One thing worth investigating are tools that can handle this for you.  Solving this was a key goal for our ElectricCommander product. Commander lets you describe your job as a series of command line steps, and each step can be specified to run on a resource. A resource is simply a system that we’ll remotely execute commands on, and it comes with a sack full of infrastructure goodies you’d expect like pooling, exclusive reservation, broadcast, security, access control, load balancing, and fault tolerance. As a user of the system, you specify what you want to run, and where you want to run it, press the ‘Go’ button and Commander does the rest, queuing steps when resources are oversubscribed and efficiently scheduling around your other constraints. Nice!

Then one day a customer asked us how they could automatically control access to a piece of hardware that simulated network traffic critical to the product’s system test. This wasn’t a gadget we could install software on; indeed, we couldn’t directly connect to it at all, so Commander can’t treat it as a resource. But it soon became evident that we could solve this just as elegantly with a simple tweak to the approach. Fundamentally, we needed the ability to specify that a step 1) needed access, 2) must block when it wasn’t available, and 3) once acquired, hang on to it until it was done. If something could just take care of this synchronization and queuing, the test could connect to the traffic simulator directly and simply execute as if invoked manually.

In other words: the problem called for a *subset* of Commander resources;  ignore half the stuff in the goodie sack (remote login, execution, fault tolerance, etc.) and you’re left with a general purpose resource access and acquisition facility. We set up dummy resources (good old 127.0.0.1, always up and ready for this sort of game!), injected them into the workflow and configured the job to hang on to them as long as it was talking to the traffic simulator. It worked beautifully: each test run was guaranteed to get just the access it needed, and for the first time, the customer had safe, parallel end-to-end automation for the full test cycle.

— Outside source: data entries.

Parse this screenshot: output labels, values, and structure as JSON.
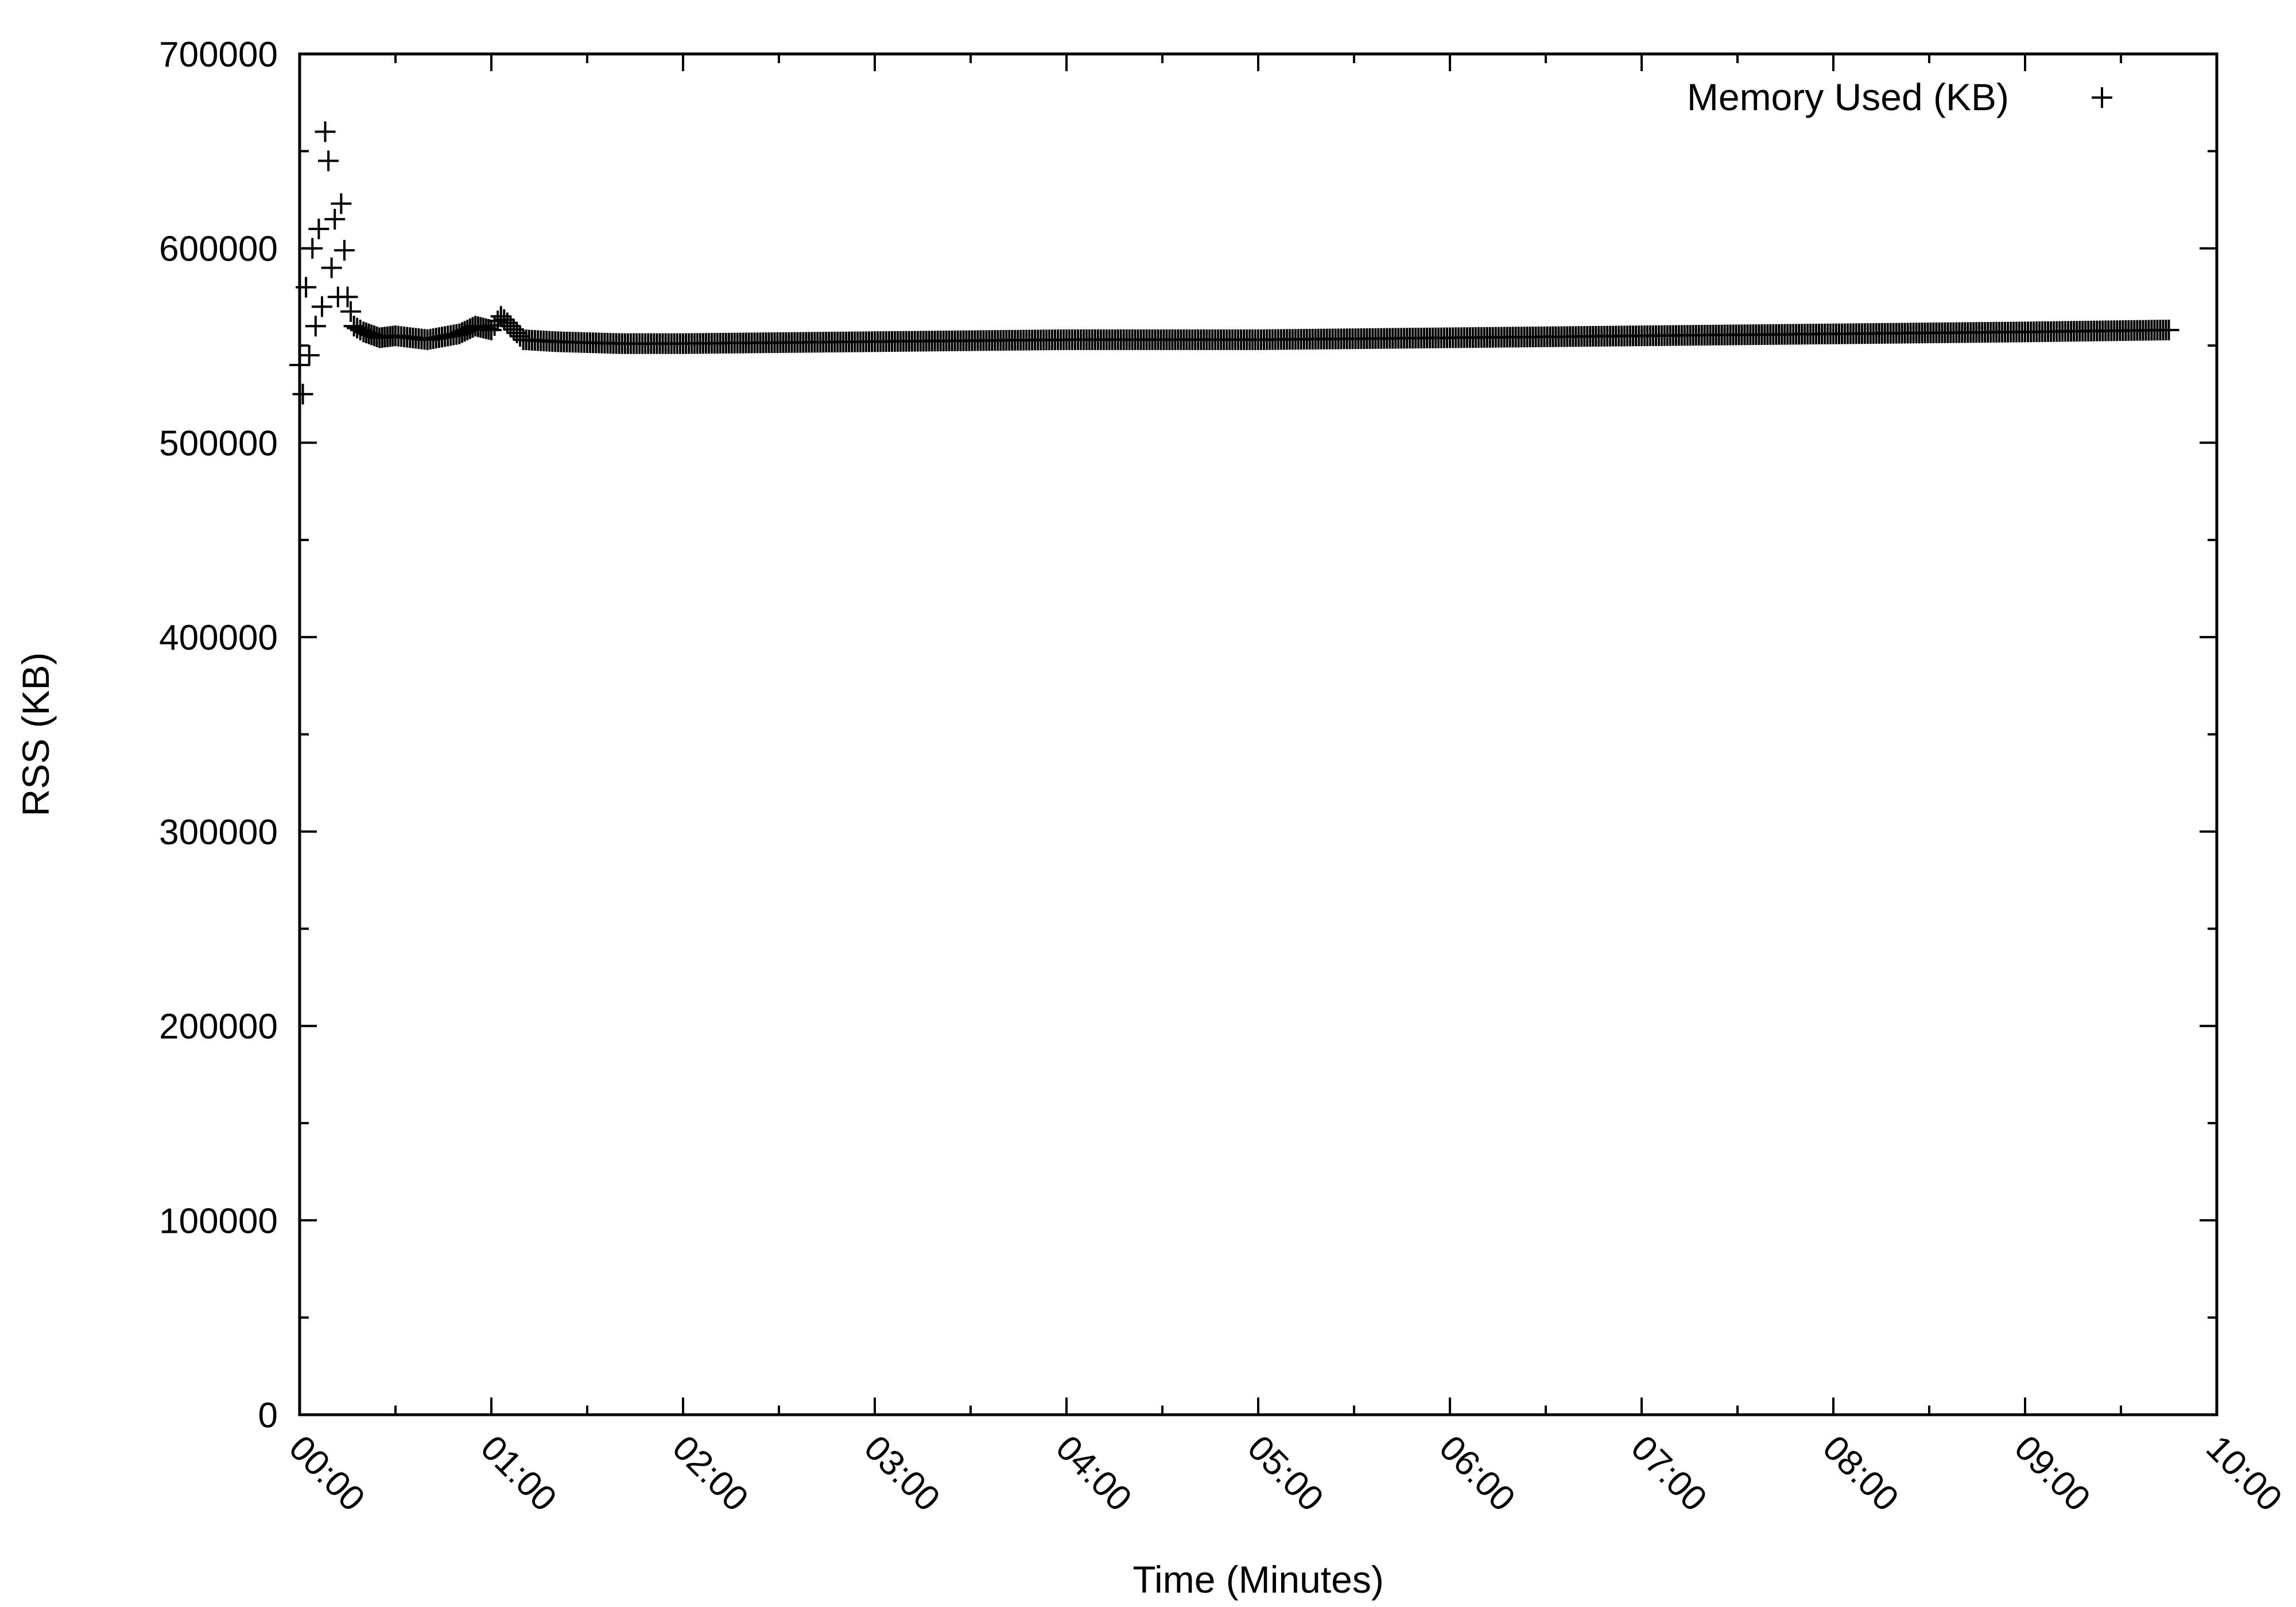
{
  "chart_data": {
    "type": "scatter",
    "title": "",
    "xlabel": "Time (Minutes)",
    "ylabel": "RSS (KB)",
    "xlim": [
      "00:00",
      "10:00"
    ],
    "ylim": [
      0,
      700000
    ],
    "x_ticks": [
      "00:00",
      "01:00",
      "02:00",
      "03:00",
      "04:00",
      "05:00",
      "06:00",
      "07:00",
      "08:00",
      "09:00",
      "10:00"
    ],
    "y_ticks": [
      "0",
      "100000",
      "200000",
      "300000",
      "400000",
      "500000",
      "600000",
      "700000"
    ],
    "grid": false,
    "legend": {
      "position": "top-right",
      "label": "Memory Used (KB)",
      "marker": "+"
    },
    "series": [
      {
        "name": "Memory Used (KB)",
        "marker": "+",
        "color": "#000000",
        "x": [
          "00:00",
          "00:01",
          "00:02",
          "00:03",
          "00:04",
          "00:05",
          "00:06",
          "00:07",
          "00:08",
          "00:09",
          "00:10",
          "00:11",
          "00:12",
          "00:13",
          "00:15",
          "00:17",
          "00:20",
          "00:25",
          "00:30",
          "00:40",
          "00:50",
          "00:55",
          "01:00",
          "01:03",
          "01:06",
          "01:10",
          "01:20",
          "01:40",
          "02:00",
          "03:00",
          "04:00",
          "05:00",
          "06:00",
          "07:00",
          "08:00",
          "09:00",
          "09:45"
        ],
        "y": [
          540000,
          525000,
          580000,
          545000,
          600000,
          560000,
          610000,
          570000,
          660000,
          645000,
          590000,
          615000,
          575000,
          623000,
          575000,
          560000,
          557000,
          554000,
          555000,
          553000,
          556000,
          560000,
          558000,
          565000,
          560000,
          553000,
          552000,
          551000,
          551000,
          552000,
          553000,
          553000,
          554000,
          555000,
          556000,
          557000,
          558000
        ]
      }
    ]
  }
}
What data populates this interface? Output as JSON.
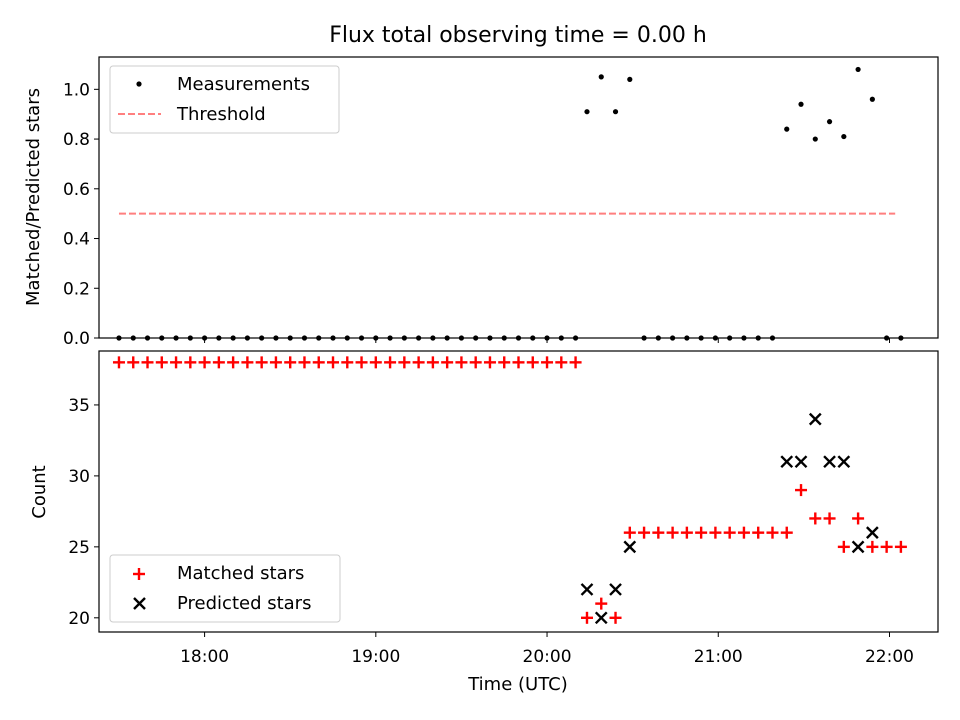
{
  "chart_data": [
    {
      "type": "scatter",
      "title": "Flux total observing time = 0.00 h",
      "xlabel": "",
      "ylabel": "Matched/Predicted stars",
      "xlim": [
        "17:23",
        "22:17"
      ],
      "ylim": [
        0,
        1.13
      ],
      "yticks": [
        0.0,
        0.2,
        0.4,
        0.6,
        0.8,
        1.0
      ],
      "ytick_labels": [
        "0.0",
        "0.2",
        "0.4",
        "0.6",
        "0.8",
        "1.0"
      ],
      "legend_position": "top-left",
      "grid": false,
      "series": [
        {
          "name": "Measurements",
          "marker": "dot",
          "color": "#000000",
          "points": [
            [
              "17:30",
              0
            ],
            [
              "17:35",
              0
            ],
            [
              "17:40",
              0
            ],
            [
              "17:45",
              0
            ],
            [
              "17:50",
              0
            ],
            [
              "17:55",
              0
            ],
            [
              "18:00",
              0
            ],
            [
              "18:05",
              0
            ],
            [
              "18:10",
              0
            ],
            [
              "18:15",
              0
            ],
            [
              "18:20",
              0
            ],
            [
              "18:25",
              0
            ],
            [
              "18:30",
              0
            ],
            [
              "18:35",
              0
            ],
            [
              "18:40",
              0
            ],
            [
              "18:45",
              0
            ],
            [
              "18:50",
              0
            ],
            [
              "18:55",
              0
            ],
            [
              "19:00",
              0
            ],
            [
              "19:05",
              0
            ],
            [
              "19:10",
              0
            ],
            [
              "19:15",
              0
            ],
            [
              "19:20",
              0
            ],
            [
              "19:25",
              0
            ],
            [
              "19:30",
              0
            ],
            [
              "19:35",
              0
            ],
            [
              "19:40",
              0
            ],
            [
              "19:45",
              0
            ],
            [
              "19:50",
              0
            ],
            [
              "19:55",
              0
            ],
            [
              "20:00",
              0
            ],
            [
              "20:05",
              0
            ],
            [
              "20:10",
              0
            ],
            [
              "20:14",
              0.91
            ],
            [
              "20:19",
              1.05
            ],
            [
              "20:24",
              0.91
            ],
            [
              "20:29",
              1.04
            ],
            [
              "20:34",
              0
            ],
            [
              "20:39",
              0
            ],
            [
              "20:44",
              0
            ],
            [
              "20:49",
              0
            ],
            [
              "20:54",
              0
            ],
            [
              "20:59",
              0
            ],
            [
              "21:04",
              0
            ],
            [
              "21:09",
              0
            ],
            [
              "21:14",
              0
            ],
            [
              "21:19",
              0
            ],
            [
              "21:24",
              0.84
            ],
            [
              "21:29",
              0.94
            ],
            [
              "21:34",
              0.8
            ],
            [
              "21:39",
              0.87
            ],
            [
              "21:44",
              0.81
            ],
            [
              "21:49",
              1.08
            ],
            [
              "21:54",
              0.96
            ],
            [
              "21:59",
              0
            ],
            [
              "22:04",
              0
            ]
          ]
        },
        {
          "name": "Threshold",
          "line": "dashed",
          "color": "#ff7f7f",
          "points": [
            [
              "17:30",
              0.5
            ],
            [
              "22:02",
              0.5
            ]
          ]
        }
      ]
    },
    {
      "type": "scatter",
      "title": "",
      "xlabel": "Time (UTC)",
      "ylabel": "Count",
      "xlim": [
        "17:23",
        "22:17"
      ],
      "ylim": [
        19.0,
        38.8
      ],
      "yticks": [
        20,
        25,
        30,
        35
      ],
      "ytick_labels": [
        "20",
        "25",
        "30",
        "35"
      ],
      "xticks": [
        "18:00",
        "19:00",
        "20:00",
        "21:00",
        "22:00"
      ],
      "legend_position": "bottom-left",
      "grid": false,
      "series": [
        {
          "name": "Matched stars",
          "marker": "plus",
          "color": "#ff0000",
          "points": [
            [
              "17:30",
              38
            ],
            [
              "17:35",
              38
            ],
            [
              "17:40",
              38
            ],
            [
              "17:45",
              38
            ],
            [
              "17:50",
              38
            ],
            [
              "17:55",
              38
            ],
            [
              "18:00",
              38
            ],
            [
              "18:05",
              38
            ],
            [
              "18:10",
              38
            ],
            [
              "18:15",
              38
            ],
            [
              "18:20",
              38
            ],
            [
              "18:25",
              38
            ],
            [
              "18:30",
              38
            ],
            [
              "18:35",
              38
            ],
            [
              "18:40",
              38
            ],
            [
              "18:45",
              38
            ],
            [
              "18:50",
              38
            ],
            [
              "18:55",
              38
            ],
            [
              "19:00",
              38
            ],
            [
              "19:05",
              38
            ],
            [
              "19:10",
              38
            ],
            [
              "19:15",
              38
            ],
            [
              "19:20",
              38
            ],
            [
              "19:25",
              38
            ],
            [
              "19:30",
              38
            ],
            [
              "19:35",
              38
            ],
            [
              "19:40",
              38
            ],
            [
              "19:45",
              38
            ],
            [
              "19:50",
              38
            ],
            [
              "19:55",
              38
            ],
            [
              "20:00",
              38
            ],
            [
              "20:05",
              38
            ],
            [
              "20:10",
              38
            ],
            [
              "20:14",
              20
            ],
            [
              "20:19",
              21
            ],
            [
              "20:24",
              20
            ],
            [
              "20:29",
              26
            ],
            [
              "20:34",
              26
            ],
            [
              "20:39",
              26
            ],
            [
              "20:44",
              26
            ],
            [
              "20:49",
              26
            ],
            [
              "20:54",
              26
            ],
            [
              "20:59",
              26
            ],
            [
              "21:04",
              26
            ],
            [
              "21:09",
              26
            ],
            [
              "21:14",
              26
            ],
            [
              "21:19",
              26
            ],
            [
              "21:24",
              26
            ],
            [
              "21:29",
              29
            ],
            [
              "21:34",
              27
            ],
            [
              "21:39",
              27
            ],
            [
              "21:44",
              25
            ],
            [
              "21:49",
              27
            ],
            [
              "21:54",
              25
            ],
            [
              "21:59",
              25
            ],
            [
              "22:04",
              25
            ]
          ]
        },
        {
          "name": "Predicted stars",
          "marker": "x",
          "color": "#000000",
          "points": [
            [
              "20:14",
              22
            ],
            [
              "20:19",
              20
            ],
            [
              "20:24",
              22
            ],
            [
              "20:29",
              25
            ],
            [
              "21:24",
              31
            ],
            [
              "21:29",
              31
            ],
            [
              "21:34",
              34
            ],
            [
              "21:39",
              31
            ],
            [
              "21:44",
              31
            ],
            [
              "21:49",
              25
            ],
            [
              "21:54",
              26
            ]
          ]
        }
      ]
    }
  ]
}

More importantly, this design pattern, since dubbed Virtual Resources, opened a whole new realm of possibilities. Once you start looking for them, there are *lots* of shared things in a software system that aren’t compute hosts, and they’re all threatening or overcomplicating automation in some way or another.  We’ve used Virtual Resources to manage access database tables, SCM labels, virtual machines, filesystem repositories, flaky external systems that don’t like more than one client talking to them, and our customers keep showing us new ways. It’s a great example of how the core of a clean design — a resource is something a job can request and relinquish — was readily adapted to a wider set of problems around Software Production Automation.